Question

If \( \frac{x}{y} = 0.45 \), then the value of \[ \frac{3y - x}{3y + x} + \frac{6}{23} \] is:

• A. 0.85
• B. 1.0
• C. 1.95
• D. 2.05

Hint:

Always look for opportunities to simplify terms, like canceling out variables or simplifying fractions.

Answer 1

The Correct Option is B

We are given \( \frac{x}{y} = 0.45 \), which implies \( x = 0.45y \).
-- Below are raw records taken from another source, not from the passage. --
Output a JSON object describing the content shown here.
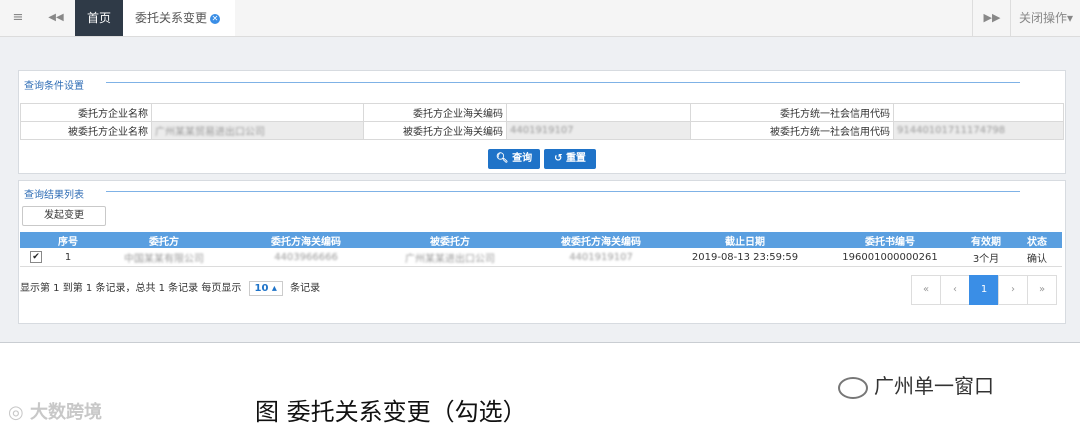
{
  "tabbar": {
    "menu_icon": "≡",
    "prev_icon": "◀◀",
    "home_tab": "首页",
    "active_tab": "委托关系变更",
    "close_glyph": "✕",
    "next_icon": "▶▶",
    "close_ops": "关闭操作▾"
  },
  "query": {
    "section_title": "查询条件设置",
    "rows": [
      [
        {
          "label": "委托方企业名称",
          "value": ""
        },
        {
          "label": "委托方企业海关编码",
          "value": ""
        },
        {
          "label": "委托方统一社会信用代码",
          "value": ""
        }
      ],
      [
        {
          "label": "被委托方企业名称",
          "value": "广州某某贸易进出口公司"
        },
        {
          "label": "被委托方企业海关编码",
          "value": "4401919107"
        },
        {
          "label": "被委托方统一社会信用代码",
          "value": "91440101711174798"
        }
      ]
    ],
    "search_label": "查询",
    "reset_label": "重置"
  },
  "results": {
    "section_title": "查询结果列表",
    "initiate_label": "发起变更",
    "columns": [
      "",
      "序号",
      "委托方",
      "委托方海关编码",
      "被委托方",
      "被委托方海关编码",
      "截止日期",
      "委托书编号",
      "有效期",
      "状态"
    ],
    "rows": [
      [
        "✔",
        "1",
        "中国某某有限公司",
        "4403966666",
        "广州某某进出口公司",
        "4401919107",
        "2019-08-13 23:59:59",
        "196001000000261",
        "3个月",
        "确认"
      ]
    ],
    "pager": {
      "info_prefix": "显示第 1 到第 1 条记录，总共 1 条记录 每页显示",
      "page_size": "10 ▴",
      "info_suffix": "条记录",
      "first": "«",
      "prev": "‹",
      "current": "1",
      "next": "›",
      "last": "»"
    }
  },
  "caption": "图  委托关系变更（勾选）",
  "watermark_left": "大数跨境",
  "watermark_right": "广州单一窗口",
  "colors": {
    "accent": "#1f73c8",
    "header": "#5a9fe0",
    "dark_tab": "#2f3a47"
  }
}
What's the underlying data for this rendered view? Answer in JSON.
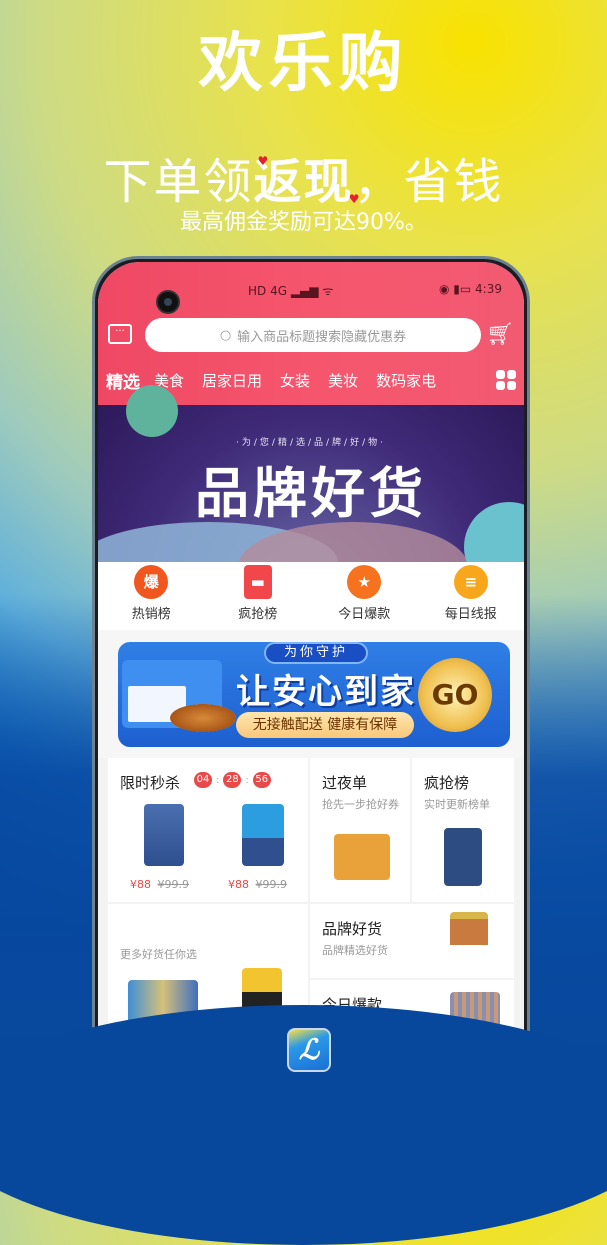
{
  "promo": {
    "title": "欢乐购",
    "slogan_part1": "下单领",
    "slogan_highlight": "返现",
    "slogan_part2": "，省钱",
    "subtitle": "最高佣金奖励可达90%。"
  },
  "status_bar": {
    "left": "HD 4G ▂▄▆ ᯤ",
    "time": "4:39",
    "battery_icon": "battery-icon",
    "eye_icon": "eye-icon"
  },
  "header": {
    "message_icon": "message-icon",
    "search_placeholder": "输入商品标题搜索隐藏优惠券",
    "cart_icon": "cart-icon"
  },
  "categories": [
    {
      "label": "精选",
      "selected": true
    },
    {
      "label": "美食"
    },
    {
      "label": "居家日用"
    },
    {
      "label": "女装"
    },
    {
      "label": "美妆"
    },
    {
      "label": "数码家电"
    }
  ],
  "banner": {
    "subtitle": "·为/您/精/选/品/牌/好/物·",
    "title": "品牌好货"
  },
  "quick_icons": [
    {
      "label": "热销榜",
      "glyph": "爆",
      "color": "#f0561e"
    },
    {
      "label": "疯抢榜",
      "glyph": "▬",
      "color": "#f2474a"
    },
    {
      "label": "今日爆款",
      "glyph": "★",
      "color": "#f6721e"
    },
    {
      "label": "每日线报",
      "glyph": "≡",
      "color": "#f8a71c"
    }
  ],
  "promo_banner": {
    "tag": "为你守护",
    "title": "让安心到家",
    "pill": "无接触配送 健康有保障",
    "go": "GO"
  },
  "flash_sale": {
    "title": "限时秒杀",
    "timer": [
      "04",
      "28",
      "56"
    ],
    "items": [
      {
        "price": "¥88",
        "original": "¥99.9"
      },
      {
        "price": "¥88",
        "original": "¥99.9"
      }
    ]
  },
  "cards": {
    "overnight": {
      "title": "过夜单",
      "subtitle": "抢先一步抢好券"
    },
    "rush": {
      "title": "疯抢榜",
      "subtitle": "实时更新榜单"
    },
    "more": {
      "subtitle": "更多好货任你选"
    },
    "brand": {
      "title": "品牌好货",
      "subtitle": "品牌精选好货"
    },
    "today": {
      "title": "今日爆款"
    }
  },
  "app_logo": "ℒ"
}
Substitute \( x = 0.45y \) into the given expression: \[ \frac{3y - 0.45y}{3y + 0.45y} + \frac{6}{23} \] Simplify the fractions: \[ \frac{2.55y}{3.45y} + \frac{6}{23} \] Cancel out \( y \) from the numerator and denominator: \[ \frac{2.55}{3.45} + \frac{6}{23} \] Now simplify \( \frac{2.55}{3.45} \): \[ \frac{2.55}{3.45} = \frac{255}{345} = \frac{17}{23} \] So, the expression becomes: \[ \frac{17}{23} + \frac{6}{23} = \frac{17 + 6}{23} = \frac{23}{23} = 1 \] Thus, the value of the expression is \( 1 \).